Si l'on suit la logique du texte présenté dans le Livre de l'Exode et placé par son auteur dans la bouche de Moïse, la coutume de consacrer à Dieu tout premier-né et de racheter le premier-né humain remonte à cette...
Si l'on suit la logique du texte présenté dans le Livre de l'Exode et placé par son auteur dans la bouche de Moïse, la coutume de consacrer à Dieu tout premier-né et de racheter le premier-né humain remonte à cette célébration de la Pâque qui eut lieu à la veille de l'Exode. Il est difficile de dire à quel point cette coutume elle-même est ancienne ; il n'est pas exclu que Moïse ne l'institue pas, mais se contente de la rappeler comme quelque chose qui avait autrefois été connu et qui, en Égypte, avait été profondément oublié.
En tout cas, son lien avec la compréhension de la fête reflétée dans le Livre de l'Exode est évident. La Pâque elle-même y est comprise comme une fête de la vie, ou plutôt comme la fête du triomphe de la vie sur la mort. De la vie de Dieu, car c'est Dieu qui libère Son peuple de l'épée de l'ange de la mort qui frappa les maisons des Égyptiens. La vie appartient à Dieu, et à Lui seul : tel est le sens de la coutume que Moïse établit ou rétablit.
S'il en est ainsi, alors c'est clair : les premiers fruits, les premiers-nés du bétail, tout ce qui est premier appartient à Dieu. Non pas seulement pour que, comme on le pense habituellement, Il sanctifie ensuite ce qui suivra : les fruits qui naîtront après les prémices, ou le bétail né après le premier-né. Simplement, la vie doit revenir à sa source première. À Celui qui l'a donnée. La question est seulement de savoir que faire ici de l'homme. Pour les plantes et les animaux, c'est clair : ils sont créés par Dieu, comme le dit la Bible, « selon leur espèce », conformément au dessein divin qui leur correspond. Un prototype pour chaque genre, espèce, sous-espèce, et la vie d'un individu particulier n'est pas si importante.

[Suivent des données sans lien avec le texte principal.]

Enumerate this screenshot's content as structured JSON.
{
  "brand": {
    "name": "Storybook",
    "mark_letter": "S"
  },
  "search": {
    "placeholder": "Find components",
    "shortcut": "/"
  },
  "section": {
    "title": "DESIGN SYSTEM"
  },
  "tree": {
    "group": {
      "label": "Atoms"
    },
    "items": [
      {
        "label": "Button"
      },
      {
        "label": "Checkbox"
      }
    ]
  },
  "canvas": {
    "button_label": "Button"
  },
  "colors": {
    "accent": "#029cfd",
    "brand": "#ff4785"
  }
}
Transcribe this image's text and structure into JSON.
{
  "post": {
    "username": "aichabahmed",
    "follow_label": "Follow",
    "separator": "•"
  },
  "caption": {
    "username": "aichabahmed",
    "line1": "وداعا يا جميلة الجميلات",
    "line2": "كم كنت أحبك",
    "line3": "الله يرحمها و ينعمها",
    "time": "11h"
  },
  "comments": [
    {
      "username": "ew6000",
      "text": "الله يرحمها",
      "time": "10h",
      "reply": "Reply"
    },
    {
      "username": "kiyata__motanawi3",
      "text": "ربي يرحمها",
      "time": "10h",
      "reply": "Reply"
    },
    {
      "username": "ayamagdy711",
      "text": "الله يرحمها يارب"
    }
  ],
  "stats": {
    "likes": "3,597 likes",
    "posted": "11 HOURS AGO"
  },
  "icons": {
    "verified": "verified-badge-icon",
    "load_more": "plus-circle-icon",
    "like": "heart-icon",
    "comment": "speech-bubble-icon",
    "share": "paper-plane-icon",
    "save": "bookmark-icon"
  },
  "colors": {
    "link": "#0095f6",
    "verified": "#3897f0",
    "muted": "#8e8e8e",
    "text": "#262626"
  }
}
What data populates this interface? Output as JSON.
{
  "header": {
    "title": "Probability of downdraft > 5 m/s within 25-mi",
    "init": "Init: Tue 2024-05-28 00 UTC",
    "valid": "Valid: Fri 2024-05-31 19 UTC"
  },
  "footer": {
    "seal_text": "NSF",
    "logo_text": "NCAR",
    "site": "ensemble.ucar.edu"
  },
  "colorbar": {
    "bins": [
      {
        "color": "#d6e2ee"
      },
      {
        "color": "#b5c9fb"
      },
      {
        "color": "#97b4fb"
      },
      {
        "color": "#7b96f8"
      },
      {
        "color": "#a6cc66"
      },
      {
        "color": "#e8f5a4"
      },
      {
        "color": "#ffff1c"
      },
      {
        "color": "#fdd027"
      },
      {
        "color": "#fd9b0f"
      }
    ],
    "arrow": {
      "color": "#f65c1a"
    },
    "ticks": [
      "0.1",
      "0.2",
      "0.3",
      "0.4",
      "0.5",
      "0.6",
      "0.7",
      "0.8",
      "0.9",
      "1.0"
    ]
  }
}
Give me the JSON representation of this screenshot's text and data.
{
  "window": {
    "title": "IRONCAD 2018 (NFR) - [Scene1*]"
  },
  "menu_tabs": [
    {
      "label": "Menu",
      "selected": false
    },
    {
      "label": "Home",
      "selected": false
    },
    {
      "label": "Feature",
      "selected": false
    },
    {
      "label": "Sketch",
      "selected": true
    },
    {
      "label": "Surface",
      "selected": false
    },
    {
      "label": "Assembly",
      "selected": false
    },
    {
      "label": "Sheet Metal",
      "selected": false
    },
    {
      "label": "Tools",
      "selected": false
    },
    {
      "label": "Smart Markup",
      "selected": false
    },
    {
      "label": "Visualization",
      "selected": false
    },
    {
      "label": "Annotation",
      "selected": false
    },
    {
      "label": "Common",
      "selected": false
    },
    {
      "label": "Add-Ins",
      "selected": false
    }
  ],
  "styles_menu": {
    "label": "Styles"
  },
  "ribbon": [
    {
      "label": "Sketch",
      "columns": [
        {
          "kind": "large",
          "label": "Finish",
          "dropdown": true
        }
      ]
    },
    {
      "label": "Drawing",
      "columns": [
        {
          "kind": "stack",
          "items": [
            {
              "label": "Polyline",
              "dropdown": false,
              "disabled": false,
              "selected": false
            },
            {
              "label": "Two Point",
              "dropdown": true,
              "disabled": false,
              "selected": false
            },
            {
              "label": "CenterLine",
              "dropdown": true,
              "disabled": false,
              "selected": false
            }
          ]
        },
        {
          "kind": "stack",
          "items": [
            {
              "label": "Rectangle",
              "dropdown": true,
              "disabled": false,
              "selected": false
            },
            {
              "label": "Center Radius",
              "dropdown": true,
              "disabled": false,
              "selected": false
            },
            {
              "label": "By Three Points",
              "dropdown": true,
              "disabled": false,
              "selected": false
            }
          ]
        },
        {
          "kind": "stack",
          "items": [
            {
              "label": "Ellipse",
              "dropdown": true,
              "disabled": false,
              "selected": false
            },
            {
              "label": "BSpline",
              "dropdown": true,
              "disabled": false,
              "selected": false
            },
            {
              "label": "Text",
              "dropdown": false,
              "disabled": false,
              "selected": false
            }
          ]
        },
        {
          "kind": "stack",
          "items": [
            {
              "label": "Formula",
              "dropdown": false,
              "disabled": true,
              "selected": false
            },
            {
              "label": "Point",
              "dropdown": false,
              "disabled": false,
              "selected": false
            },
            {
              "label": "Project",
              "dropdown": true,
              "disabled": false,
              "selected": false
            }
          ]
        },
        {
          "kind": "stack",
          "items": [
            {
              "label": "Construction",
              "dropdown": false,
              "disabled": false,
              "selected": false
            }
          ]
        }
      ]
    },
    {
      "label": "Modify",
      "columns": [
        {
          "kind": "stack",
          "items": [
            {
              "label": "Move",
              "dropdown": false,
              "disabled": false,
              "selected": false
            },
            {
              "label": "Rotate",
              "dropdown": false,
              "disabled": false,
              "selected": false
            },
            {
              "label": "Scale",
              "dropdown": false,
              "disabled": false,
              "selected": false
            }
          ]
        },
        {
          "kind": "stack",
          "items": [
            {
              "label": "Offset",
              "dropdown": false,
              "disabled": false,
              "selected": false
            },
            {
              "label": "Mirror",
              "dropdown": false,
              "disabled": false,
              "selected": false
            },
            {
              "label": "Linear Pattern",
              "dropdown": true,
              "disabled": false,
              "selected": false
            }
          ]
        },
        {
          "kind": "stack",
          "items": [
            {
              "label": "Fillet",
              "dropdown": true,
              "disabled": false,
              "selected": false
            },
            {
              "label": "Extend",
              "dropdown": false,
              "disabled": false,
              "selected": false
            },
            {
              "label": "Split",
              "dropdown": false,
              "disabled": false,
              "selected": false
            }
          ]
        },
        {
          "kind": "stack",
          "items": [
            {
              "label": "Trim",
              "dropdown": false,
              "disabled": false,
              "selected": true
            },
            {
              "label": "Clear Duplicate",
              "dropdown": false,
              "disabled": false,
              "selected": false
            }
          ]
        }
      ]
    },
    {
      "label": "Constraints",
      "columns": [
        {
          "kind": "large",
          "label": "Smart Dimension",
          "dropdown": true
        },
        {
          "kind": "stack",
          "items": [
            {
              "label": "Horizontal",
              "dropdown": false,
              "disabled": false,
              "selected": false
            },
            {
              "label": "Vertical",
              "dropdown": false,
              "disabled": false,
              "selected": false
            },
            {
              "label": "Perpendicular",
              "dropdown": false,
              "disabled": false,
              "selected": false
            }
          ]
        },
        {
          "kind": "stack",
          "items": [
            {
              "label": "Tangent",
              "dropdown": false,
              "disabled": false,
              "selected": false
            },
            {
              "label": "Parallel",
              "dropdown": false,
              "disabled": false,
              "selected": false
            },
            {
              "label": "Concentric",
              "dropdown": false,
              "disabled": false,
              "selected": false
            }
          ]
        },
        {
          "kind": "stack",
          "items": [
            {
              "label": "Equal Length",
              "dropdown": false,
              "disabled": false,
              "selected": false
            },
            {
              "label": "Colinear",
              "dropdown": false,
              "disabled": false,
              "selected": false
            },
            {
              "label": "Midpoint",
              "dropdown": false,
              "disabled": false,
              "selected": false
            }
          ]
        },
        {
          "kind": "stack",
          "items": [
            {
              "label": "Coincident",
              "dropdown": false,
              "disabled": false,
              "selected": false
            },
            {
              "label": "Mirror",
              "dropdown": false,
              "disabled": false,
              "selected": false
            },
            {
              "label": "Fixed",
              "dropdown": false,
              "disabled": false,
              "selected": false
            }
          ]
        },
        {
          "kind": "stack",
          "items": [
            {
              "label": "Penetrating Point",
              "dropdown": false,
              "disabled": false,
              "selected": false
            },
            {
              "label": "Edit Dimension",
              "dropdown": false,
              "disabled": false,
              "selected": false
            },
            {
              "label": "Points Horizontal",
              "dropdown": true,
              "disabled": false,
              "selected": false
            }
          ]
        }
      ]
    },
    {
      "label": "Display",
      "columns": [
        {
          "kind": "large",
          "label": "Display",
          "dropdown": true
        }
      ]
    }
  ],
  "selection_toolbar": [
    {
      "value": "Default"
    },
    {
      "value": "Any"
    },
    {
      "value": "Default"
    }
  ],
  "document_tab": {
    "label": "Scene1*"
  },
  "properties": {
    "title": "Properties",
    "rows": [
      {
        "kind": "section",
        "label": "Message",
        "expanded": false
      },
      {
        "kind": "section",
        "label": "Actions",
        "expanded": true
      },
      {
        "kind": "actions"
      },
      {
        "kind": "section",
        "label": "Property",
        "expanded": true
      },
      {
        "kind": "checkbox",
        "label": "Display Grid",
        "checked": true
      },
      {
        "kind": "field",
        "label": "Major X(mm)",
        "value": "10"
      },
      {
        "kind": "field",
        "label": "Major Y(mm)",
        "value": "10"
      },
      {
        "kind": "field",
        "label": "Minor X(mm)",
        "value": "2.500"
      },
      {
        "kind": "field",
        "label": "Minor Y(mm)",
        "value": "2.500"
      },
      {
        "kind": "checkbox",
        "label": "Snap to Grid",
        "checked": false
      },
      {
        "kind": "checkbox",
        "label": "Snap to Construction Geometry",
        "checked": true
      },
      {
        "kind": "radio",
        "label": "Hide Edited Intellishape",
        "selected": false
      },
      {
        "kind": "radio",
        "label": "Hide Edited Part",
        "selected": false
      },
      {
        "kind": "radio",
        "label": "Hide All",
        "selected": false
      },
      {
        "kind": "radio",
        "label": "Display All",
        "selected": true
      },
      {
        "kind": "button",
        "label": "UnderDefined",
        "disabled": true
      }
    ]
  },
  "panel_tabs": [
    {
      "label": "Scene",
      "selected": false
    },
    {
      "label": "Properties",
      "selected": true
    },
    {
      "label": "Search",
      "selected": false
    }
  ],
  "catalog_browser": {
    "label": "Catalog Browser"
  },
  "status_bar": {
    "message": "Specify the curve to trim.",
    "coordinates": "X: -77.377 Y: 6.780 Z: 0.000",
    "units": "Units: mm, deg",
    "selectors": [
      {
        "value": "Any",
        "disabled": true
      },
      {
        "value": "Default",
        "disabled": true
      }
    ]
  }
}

D'autre part, on peut alors sanctifier d'un coup toute la portée en sanctifiant un seul animal sacrificiel : car chez les animaux d'un même genre, d'une même espèce, d'une même sous-espèce, et plus encore chez les individus d'un même troupeau, la vie est une pour tous. Il n'en va pas ainsi de l'homme : chacun y est unique. Les hommes, même appartenant à une même lignée ou à une même tribu, ne se sanctifient pas comme les animaux. De plus, la vie des hommes n'est pas une pour tous, chacun a la sienne. Que faire alors ? La solution est simple : l'homme est sanctifié de manière humaine, c'est-à-dire consciemment, comme il convient à l'homme d'être sanctifié par le sacrifice, au moyen du repas sacrificiel ; mais le nourrisson est sanctifié par ses parents. Ce sont eux qui laissent entrer Dieu dans leur vie et dans celle de leur enfant.
Chez les animaux d'une même espèce, il y a une seule âme pour tous : l'un est offert en sacrifice, et tous sont sanctifiés. Chez les hommes, les âmes sont différentes, mais chez les époux elles s'unissent en une seule, et l'âme de l'enfant entre dans le cercle de leur communion. Quand les parents laissent entrer Dieu dans leur vie commune, Il sanctifie non seulement leur vie, mais aussi celle de leur premier-né, dans l'unique espace de relations qui le relie à ses parents et les parents entre eux. Ainsi l'homme est sanctifié, en laissant entrer Dieu dans sa vie.